I was tired, distracted by having to coordinate the summer club, and half inclined to just say, “Fine, take her and go.” But something stopped me. “Where do you live?” I asked him. The place he named was further than any of the volunteers lived. I hesitated. But then the Holy Spirit gave me a little nudge, and I pushed my tiredness away. What were all my words about the love of Jesus worth if I wasn’t willing to go the extra mile (literally)? I told him, “I can bring her home.” “Are you sure?” he asked, his brow lightening perceptibly. “Yes, I have a vehicle. I can bring her, no problem.”
His daughter took active part in all the activities for the rest of the day. At the end of the day, after we cleared up, I dropped her home. The next day her dad came to pick her up in the evening at the end of the summer club. He shook my hand warmly and thanked me.
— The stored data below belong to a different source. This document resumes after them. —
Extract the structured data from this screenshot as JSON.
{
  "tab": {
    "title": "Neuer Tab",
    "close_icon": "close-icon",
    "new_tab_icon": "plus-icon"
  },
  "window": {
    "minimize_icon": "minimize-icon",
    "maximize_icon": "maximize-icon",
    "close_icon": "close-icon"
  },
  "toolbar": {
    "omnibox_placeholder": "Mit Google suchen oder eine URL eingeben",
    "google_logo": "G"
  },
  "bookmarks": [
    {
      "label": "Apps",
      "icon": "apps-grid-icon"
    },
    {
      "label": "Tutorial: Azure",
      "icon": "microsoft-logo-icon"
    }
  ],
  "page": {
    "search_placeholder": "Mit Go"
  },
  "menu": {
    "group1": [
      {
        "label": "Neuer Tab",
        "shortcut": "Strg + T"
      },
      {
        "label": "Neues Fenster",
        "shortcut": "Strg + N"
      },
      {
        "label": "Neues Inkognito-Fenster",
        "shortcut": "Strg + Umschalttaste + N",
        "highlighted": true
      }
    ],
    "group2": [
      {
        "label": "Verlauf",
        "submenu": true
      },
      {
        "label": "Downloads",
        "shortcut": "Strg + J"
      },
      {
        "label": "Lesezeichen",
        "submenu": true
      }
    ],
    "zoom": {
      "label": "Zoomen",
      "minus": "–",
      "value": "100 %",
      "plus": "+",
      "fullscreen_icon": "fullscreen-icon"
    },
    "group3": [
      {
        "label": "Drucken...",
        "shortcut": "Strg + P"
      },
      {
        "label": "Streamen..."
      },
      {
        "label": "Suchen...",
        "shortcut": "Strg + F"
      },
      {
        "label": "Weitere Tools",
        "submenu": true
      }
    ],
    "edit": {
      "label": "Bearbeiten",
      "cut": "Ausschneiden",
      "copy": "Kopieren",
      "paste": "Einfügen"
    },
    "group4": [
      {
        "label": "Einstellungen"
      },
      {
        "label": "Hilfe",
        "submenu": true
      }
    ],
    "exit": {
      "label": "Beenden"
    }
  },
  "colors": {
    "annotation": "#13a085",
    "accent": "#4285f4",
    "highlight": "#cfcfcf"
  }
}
He hung around and then started talking to another one of our volunteers. “This summer club is different from other programmes I’ve sent my daughter to,” he said. “Others don’t care about our children. Once they kept them standing in the sun all day, and didn’t even give them water. But you people are different. I can see that you actually care about the children. We don’t always trust our daughters to anyone, but I would send her to anything you organize.”
He gave us his number and told us, “If you are ever in my area and need some help, please call me. I will be happy to help you in any way possible.”
In a world where so much mistrust exists between the followers of different religions, there usually isn’t even a place to begin a relationship. But on that day, a bridge of trust was built.